Realizado pela primeira vez em Marabá, o Amazônia Open reúne atletas de nove países e integra o seleto circuito da International Tennis Federation (ITF), entidade responsável por algumas das competições mais prestigiadas do tênis mundial, como Roland Garros e US Open. No beach tennis, a chancela da federação garante pontuação válida para o ranking internacional, fator que ajuda a atrair atletas de elite.
Um dos organizadores, Felipe Ronconi, explica que a escolha por Marabá não foi por acaso. Segundo ele, a cidade reúne uma combinação importante entre comunidade esportiva consolidada, potencial turístico e capacidade de mobilização regional. “Marabá tem muita coisa para mostrar, não só para a região, mas para o Brasil e para o mundo. Trazer um evento internacional para cá também é uma forma de apresentar a cidade”, destaca.
Leia mais:Felipe, que organiza o evento ao lado de Luan Constantini e Diego Ávila, conta que o projeto Amazônia Open nasceu em Tucuruí há quatro anos e ganhou projeção rapidamente. O crescimento foi tão expressivo que o grupo passou a integrar o circuito oficial da ITF, feito considerado raro no cenário nacional. Segundo ele, o Brasil possui poucas etapas desse nível, o que torna ainda mais significativa a presença do Pará no calendário da modalidade. “Ter o Pará sediando uma etapa BT 400 é muito gratificante”, resume.

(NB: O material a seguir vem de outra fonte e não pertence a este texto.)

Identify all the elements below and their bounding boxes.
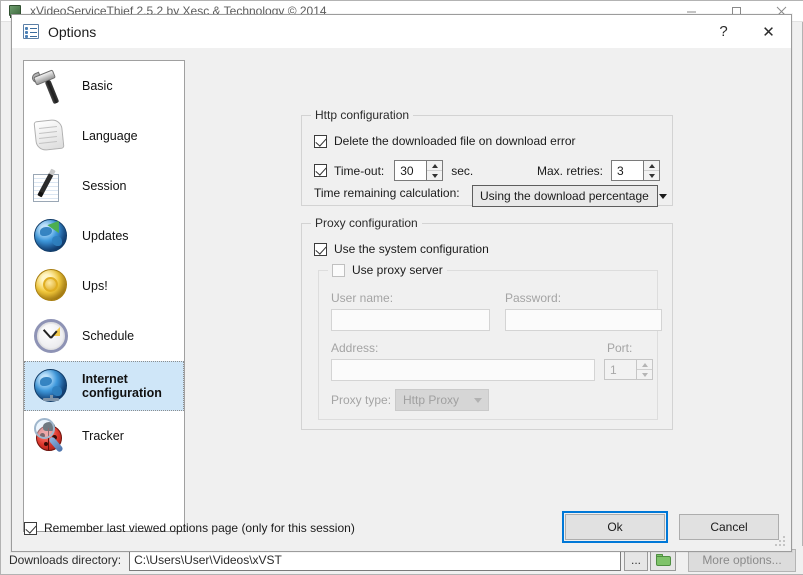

Atletas vindos de regiões mais frias precisaram lidar com uma mudança brusca de temperatura. Muitos saíram de cidades onde os termômetros marcavam entre 6°C e 10°C e desembarcaram em uma Marabá escaldante. Diante disso, a organização concentrou a programação no fim da tarde e início da noite, quando o calor se torna menos agressivo. A decisão não levou em conta apenas a performance esportiva, mas também o bem-estar dos profissionais envolvidos na operação do torneio.
A atleta profissional Vitória Marquezine sentiu essa diferença na pele. Natural do Paraná, ela conta que chegou a Marabá após deixar para trás temperaturas próximas dos 10 graus e precisou acelerar o processo de adaptação. “Eu estava no frio e cheguei aqui com muito calor, mas quem compete precisa se adaptar rápido. Faz parte da rotina do atleta”.

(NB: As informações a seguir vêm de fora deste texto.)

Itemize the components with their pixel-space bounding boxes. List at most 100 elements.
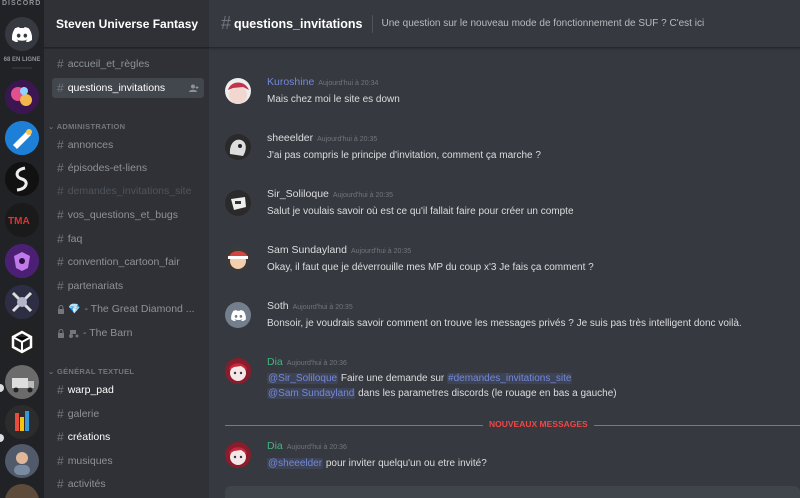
hash-icon: # <box>57 232 64 246</box>
username[interactable]: Dia <box>267 356 283 368</box>
avatar[interactable] <box>225 78 251 104</box>
unread-indicator <box>0 434 4 442</box>
user-mention[interactable]: @Sam Sundayland <box>267 388 356 399</box>
hash-icon: # <box>57 138 64 152</box>
user-mention[interactable]: @sheeelder <box>267 458 324 469</box>
username[interactable]: Sam Sundayland <box>267 244 347 256</box>
channel-item-locked[interactable]: - The Barn <box>52 323 204 343</box>
message: Kuroshine Aujourd'hui à 20:34 Mais chez m… <box>225 76 795 110</box>
timestamp: Aujourd'hui à 20:36 <box>286 360 347 367</box>
channel-item-muted[interactable]: # demandes_invitations_site <box>52 181 204 201</box>
channel-item[interactable]: # épisodes-et-liens <box>52 158 204 178</box>
server-icon-8[interactable] <box>5 365 39 399</box>
server-icon-6[interactable] <box>5 285 39 319</box>
message: Dia Aujourd'hui à 20:36 @Sir_Soliloque Fa… <box>225 356 795 404</box>
add-member-icon[interactable] <box>189 84 199 92</box>
username[interactable]: Sir_Soliloque <box>267 188 329 200</box>
message: Sir_Soliloque Aujourd'hui à 20:35 Salut j… <box>225 188 795 222</box>
channel-topic[interactable]: Une question sur le nouveau mode de fonc… <box>382 18 705 29</box>
message-text: @Sir_Soliloque Faire une demande sur #de… <box>267 373 573 384</box>
message-text: @Sam Sundayland dans les parametres disc… <box>267 388 617 399</box>
server-icon-9[interactable] <box>5 405 39 439</box>
channel-item[interactable]: # accueil_et_règles <box>52 54 204 74</box>
hash-icon: # <box>57 383 64 397</box>
channel-item-active[interactable]: # questions_invitations <box>52 78 204 98</box>
channel-item[interactable]: # galerie <box>52 404 204 424</box>
home-button[interactable] <box>5 17 39 51</box>
diamond-icon: 💎 <box>68 303 81 315</box>
server-icon-3[interactable] <box>5 162 39 196</box>
avatar[interactable] <box>225 358 251 384</box>
server-icon-11[interactable] <box>5 484 39 498</box>
message-text: @sheeelder pour inviter quelqu'un ou etr… <box>267 458 487 469</box>
discord-logo-icon <box>12 26 32 42</box>
hash-icon: # <box>57 407 64 421</box>
channel-item-unread[interactable]: # créations <box>52 427 204 447</box>
hash-icon: # <box>57 430 64 444</box>
hash-icon: # <box>57 454 64 468</box>
hash-icon: # <box>57 161 64 175</box>
channel-item-unread[interactable]: # warp_pad <box>52 380 204 400</box>
online-count: 68 EN LIGNE <box>3 57 41 63</box>
avatar[interactable] <box>225 246 251 272</box>
message-text: J'ai pas compris le principe d'invitatio… <box>267 150 541 161</box>
channel-sidebar: Steven Universe Fantasy # accueil_et_règl… <box>44 0 209 498</box>
timestamp: Aujourd'hui à 20:34 <box>318 80 379 87</box>
channel-item[interactable]: # musiques <box>52 451 204 471</box>
guild-header[interactable]: Steven Universe Fantasy <box>44 0 209 48</box>
message: Sam Sundayland Aujourd'hui à 20:35 Okay, … <box>225 244 795 278</box>
channel-item[interactable]: # annonces <box>52 135 204 155</box>
svg-text:TMA: TMA <box>8 216 30 227</box>
hash-icon: # <box>221 13 232 33</box>
message: Soth Aujourd'hui à 20:35 Bonsoir, je voud… <box>225 300 795 334</box>
hash-icon: # <box>57 57 64 71</box>
channel-item[interactable]: # convention_cartoon_fair <box>52 252 204 272</box>
message-text: Bonsoir, je voudrais savoir comment on t… <box>267 318 742 329</box>
avatar[interactable] <box>225 442 251 468</box>
lock-icon <box>58 304 64 314</box>
rail-separator <box>12 67 32 69</box>
channel-topbar: # questions_invitations Une question sur… <box>209 0 800 48</box>
message-input-box[interactable] <box>225 486 800 498</box>
channel-item[interactable]: # partenariats <box>52 276 204 296</box>
timestamp: Aujourd'hui à 20:35 <box>317 136 378 143</box>
channel-link[interactable]: #demandes_invitations_site <box>447 373 573 384</box>
chevron-down-icon <box>198 23 199 24</box>
channel-title: questions_invitations <box>234 16 363 31</box>
username[interactable]: sheeelder <box>267 132 313 144</box>
channel-item[interactable]: # activités <box>52 474 204 494</box>
message-text: Okay, il faut que je déverrouille mes MP… <box>267 262 594 273</box>
guild-name: Steven Universe Fantasy <box>56 16 199 31</box>
timestamp: Aujourd'hui à 20:35 <box>332 192 393 199</box>
chat-area: # questions_invitations Une question sur… <box>209 0 800 498</box>
server-icon-7[interactable] <box>5 325 39 359</box>
channel-item-locked[interactable]: 💎 - The Great Diamond ... <box>52 299 204 319</box>
avatar[interactable] <box>225 302 251 328</box>
timestamp: Aujourd'hui à 20:36 <box>286 444 347 451</box>
username[interactable]: Dia <box>267 440 283 452</box>
category-administration[interactable]: ⌄ ADMINISTRATION <box>48 122 125 131</box>
avatar[interactable] <box>225 190 251 216</box>
message: sheeelder Aujourd'hui à 20:35 J'ai pas co… <box>225 132 795 166</box>
hash-icon: # <box>57 184 64 198</box>
message-text: Salut je voulais savoir où est ce qu'il … <box>267 206 574 217</box>
server-icon-1[interactable] <box>5 80 39 114</box>
avatar[interactable] <box>225 134 251 160</box>
channel-item[interactable]: # vos_questions_et_bugs <box>52 205 204 225</box>
server-icon-2[interactable] <box>5 121 39 155</box>
new-messages-divider: NOUVEAUX MESSAGES <box>225 419 800 430</box>
hash-icon: # <box>57 208 64 222</box>
username[interactable]: Kuroshine <box>267 76 314 88</box>
message-text: Mais chez moi le site es down <box>267 94 400 105</box>
server-rail: DISCORD 68 EN LIGNE TMA <box>0 0 44 498</box>
channel-item[interactable]: # faq <box>52 229 204 249</box>
category-general[interactable]: ⌄ GÉNÉRAL TEXTUEL <box>48 367 134 376</box>
username[interactable]: Soth <box>267 300 289 312</box>
timestamp: Aujourd'hui à 20:35 <box>350 248 412 255</box>
server-icon-4[interactable]: TMA <box>5 203 39 237</box>
server-icon-10[interactable] <box>5 444 39 478</box>
hash-icon: # <box>57 255 64 269</box>
server-icon-5[interactable] <box>5 244 39 278</box>
hash-icon: # <box>57 279 64 293</box>
user-mention[interactable]: @Sir_Soliloque <box>267 373 339 384</box>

Apesar do desafio climático, Vitória vê a adaptação como parte natural da profissão. Para atletas de alto rendimento, saber ajustar o corpo e a estratégia ao ambiente é quase tão importante quanto o preparo técnico.
Ainda que a quadra seja o centro das atenções, o Amazônia Open também tem se consolidado como um espaço de encontro entre famílias, turistas e apaixonados pelo esporte. Nas arquibancadas, histórias pessoais ajudam a dimensionar o impacto que o beach tennis vem gerando no Brasil.

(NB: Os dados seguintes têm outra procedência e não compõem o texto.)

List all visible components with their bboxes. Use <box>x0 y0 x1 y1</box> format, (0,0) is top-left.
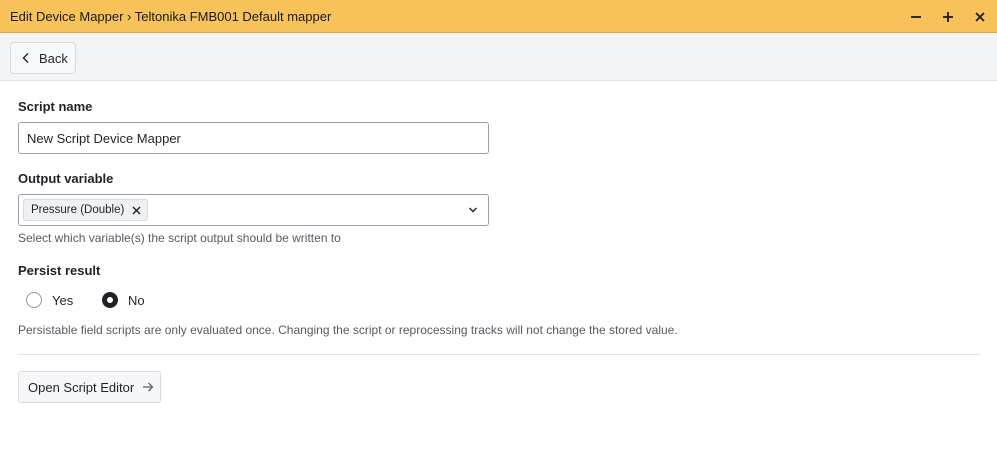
back-button-label: Back <box>39 50 68 66</box>
minimize-icon <box>911 16 921 18</box>
maximize-button[interactable] <box>937 6 959 28</box>
selected-variable-label: Pressure (Double) <box>31 204 125 216</box>
close-icon <box>975 12 985 22</box>
form-content: Script name Output variable Pressure (Do… <box>0 82 997 471</box>
title-bar: Edit Device Mapper › Teltonika FMB001 De… <box>0 0 997 33</box>
open-script-editor-button[interactable]: Open Script Editor <box>18 371 161 403</box>
persist-result-label: Persist result <box>18 263 101 278</box>
persist-yes-option[interactable]: Yes <box>26 292 73 308</box>
persist-no-radio[interactable] <box>102 292 118 308</box>
persist-no-label: No <box>128 292 145 308</box>
persist-result-help: Persistable field scripts are only evalu… <box>18 323 678 337</box>
plus-icon <box>943 12 953 22</box>
output-variable-label: Output variable <box>18 171 114 186</box>
minimize-button[interactable] <box>905 6 927 28</box>
persist-yes-label: Yes <box>52 292 74 308</box>
script-name-label: Script name <box>18 99 93 114</box>
output-variable-select[interactable]: Pressure (Double) <box>18 194 489 226</box>
toolbar: Back <box>0 33 997 81</box>
output-variable-help: Select which variable(s) the script outp… <box>18 231 341 245</box>
remove-chip-button[interactable] <box>132 206 141 215</box>
window-title: Edit Device Mapper › Teltonika FMB001 De… <box>10 9 332 24</box>
script-name-input[interactable] <box>18 122 489 154</box>
section-divider <box>18 354 980 355</box>
back-button[interactable]: Back <box>10 42 76 74</box>
chevron-down-icon <box>469 207 477 213</box>
arrow-right-icon <box>143 382 154 392</box>
persist-yes-radio[interactable] <box>26 292 42 308</box>
persist-no-option[interactable]: No <box>102 292 145 308</box>
selected-variable-chip: Pressure (Double) <box>23 199 149 221</box>
close-button[interactable] <box>969 6 991 28</box>
open-script-editor-label: Open Script Editor <box>28 379 135 395</box>
close-icon <box>132 206 141 214</box>
device-mapper-window: Edit Device Mapper › Teltonika FMB001 De… <box>0 0 997 471</box>
chevron-left-icon <box>22 53 29 63</box>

A empresária Natália Barros, de Maceió, é um exemplo disso. Ela passou a acompanhar o circuito por influência do filho, hoje com 15 anos, que iniciou no esporte há três anos. O que começou como incentivo familiar acabou se transformando em uma rotina de viagens pelo país e até pelo exterior. Natália conta que a família já acompanhou competições em diversos estados brasileiros e também em países como Portugal, Colômbia e Aruba, acompanhando o desenvolvimento do filho no circuito ITF.
Em Marabá, ela diz ter encontrado uma estrutura capaz de rivalizar com eventos já consolidados do calendário nacional. Além da competição em si, a visitante demonstrou curiosidade em conhecer melhor a cidade e sua cultura. “Vim com muita curiosidade e estou gostando muito. Quero conhecer a comida típica, ver o rio e viver essa experiência além do torneio”, relata.
Para além dos rankings, medalhas e premiações, o Amazônia Open reforça uma transformação silenciosa no cenário esportivo da Amazônia: a capacidade da região de sediar eventos de padrão internacional e atrair olhares de dentro e de fora do país.
Em meio ao calor extremo, à competitividade das quadras e à energia do público, Marabá mostra que pode ser mais do que espectadora do esporte de alto rendimento. A cidade se consolida, cada vez mais, como protagonista de grandes eventos e como vitrine da força esportiva da região Norte.